Он посмотрел на улицу. На серый асфальт, на пустые окна. И понял:
«Расследование началось. Не по приказу. Не по протоколу. А по долгу».
Переговорив с Тумановым, он вернулся в управление.
Работа.
На столе – стопка папок. Туманов подготовил всё: текущие дела, архив, сводки. Зацепин сел, открыл первую, потом вторую, потом десятую.
Всё было аккуратно. Слишком. Дела закрыты – без объяснений. Отдельные протоколы – без конкретных деталей. Показания некоторых свидетелей – без чётких пояснений и деталей.
Он читал, делал пометки, откладывал. «Если всё чисто – значит, кто-то хорошо убирает».

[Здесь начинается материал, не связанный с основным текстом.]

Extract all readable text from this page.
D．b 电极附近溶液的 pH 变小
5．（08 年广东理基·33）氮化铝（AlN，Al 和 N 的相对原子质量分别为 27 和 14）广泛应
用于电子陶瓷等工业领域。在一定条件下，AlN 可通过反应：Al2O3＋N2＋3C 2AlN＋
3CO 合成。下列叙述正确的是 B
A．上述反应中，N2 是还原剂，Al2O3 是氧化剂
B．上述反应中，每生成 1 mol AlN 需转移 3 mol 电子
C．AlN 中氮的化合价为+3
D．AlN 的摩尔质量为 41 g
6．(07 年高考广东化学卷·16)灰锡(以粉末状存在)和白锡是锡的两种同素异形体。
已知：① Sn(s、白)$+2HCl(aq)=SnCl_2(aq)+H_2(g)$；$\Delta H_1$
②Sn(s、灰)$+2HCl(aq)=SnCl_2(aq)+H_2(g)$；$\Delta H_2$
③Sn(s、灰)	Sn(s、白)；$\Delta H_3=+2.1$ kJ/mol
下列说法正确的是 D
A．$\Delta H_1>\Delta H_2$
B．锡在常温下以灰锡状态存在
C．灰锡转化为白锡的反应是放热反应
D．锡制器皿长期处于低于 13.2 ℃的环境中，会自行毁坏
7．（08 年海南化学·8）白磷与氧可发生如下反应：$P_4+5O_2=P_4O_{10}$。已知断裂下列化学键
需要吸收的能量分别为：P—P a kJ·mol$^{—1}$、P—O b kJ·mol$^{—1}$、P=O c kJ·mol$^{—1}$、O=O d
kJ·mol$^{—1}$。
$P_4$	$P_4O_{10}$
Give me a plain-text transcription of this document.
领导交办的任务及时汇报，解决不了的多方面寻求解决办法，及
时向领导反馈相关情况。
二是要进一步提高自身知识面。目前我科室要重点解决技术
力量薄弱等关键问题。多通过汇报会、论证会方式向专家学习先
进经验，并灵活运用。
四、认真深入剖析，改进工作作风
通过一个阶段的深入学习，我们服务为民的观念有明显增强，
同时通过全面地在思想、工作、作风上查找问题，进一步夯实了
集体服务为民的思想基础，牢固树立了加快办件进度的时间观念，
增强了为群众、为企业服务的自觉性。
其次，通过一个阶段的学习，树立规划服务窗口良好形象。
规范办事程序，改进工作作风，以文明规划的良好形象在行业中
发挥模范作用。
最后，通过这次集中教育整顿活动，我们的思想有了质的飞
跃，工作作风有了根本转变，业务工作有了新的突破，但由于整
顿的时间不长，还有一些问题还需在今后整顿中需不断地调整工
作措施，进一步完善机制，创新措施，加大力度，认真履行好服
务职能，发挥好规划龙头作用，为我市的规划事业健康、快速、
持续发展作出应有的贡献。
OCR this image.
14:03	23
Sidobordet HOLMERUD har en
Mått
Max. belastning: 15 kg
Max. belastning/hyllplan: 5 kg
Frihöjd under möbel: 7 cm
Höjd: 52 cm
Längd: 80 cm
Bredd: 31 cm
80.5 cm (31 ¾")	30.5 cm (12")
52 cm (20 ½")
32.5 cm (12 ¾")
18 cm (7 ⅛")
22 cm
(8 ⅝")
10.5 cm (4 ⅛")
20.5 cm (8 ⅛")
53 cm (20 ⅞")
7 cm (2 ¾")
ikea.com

За окном стемнело. В кабинете – только настольная лампа и тень, которая ложилась на папки, как напоминание: в каждом деле – что-то не сказано.
Он взял чемодан, стоявший у стены, и вышел.
Комната.
Комната, предоставленная мэром, была новой. Мебель – свежая, постель – чистая, запах – нейтральный. Окно – закрыто, но шторы – чуть приоткрыты. На столе – бутылка воды, не тронутая. Тишина была не пустой – она слушала. Он знал: если всё правильно – значит, кто-то старался. А если старался – значит, знал, кто приедет. Всё было правильно. Слишком правильно.
Он поужинал в соседнем кафе – быстро, без разговоров. Вернулся, закрыл дверь, сел за стол. Достал тетрадь.
Некоторое время сидел в тишине. Вспоминал. Сопоставлял. То, что видел – с тем, что слышал. То, что ему сказали в Главке – с тем, что город, на его взгляд, пытался скрыть.
Открыл тетрадь. На первой странице первые – его краткие записи. Он немного подумал. И написал перед первой записью:
ЗАПИСКИ СЛЕДОВАТЕЛЯ
После некоторого раздумья он продолжил свои записи-впечатления о городе, о тишине. «Комната – новая. Завтрак – предложен. Машина – выделена. Всё – слишком заботливо. Значит, боятся. Пешком – слышно больше. Город – не говорит. Но я уже слышу, как он молчит».
О том, что начинается… и поставил жирный вопросительный знак.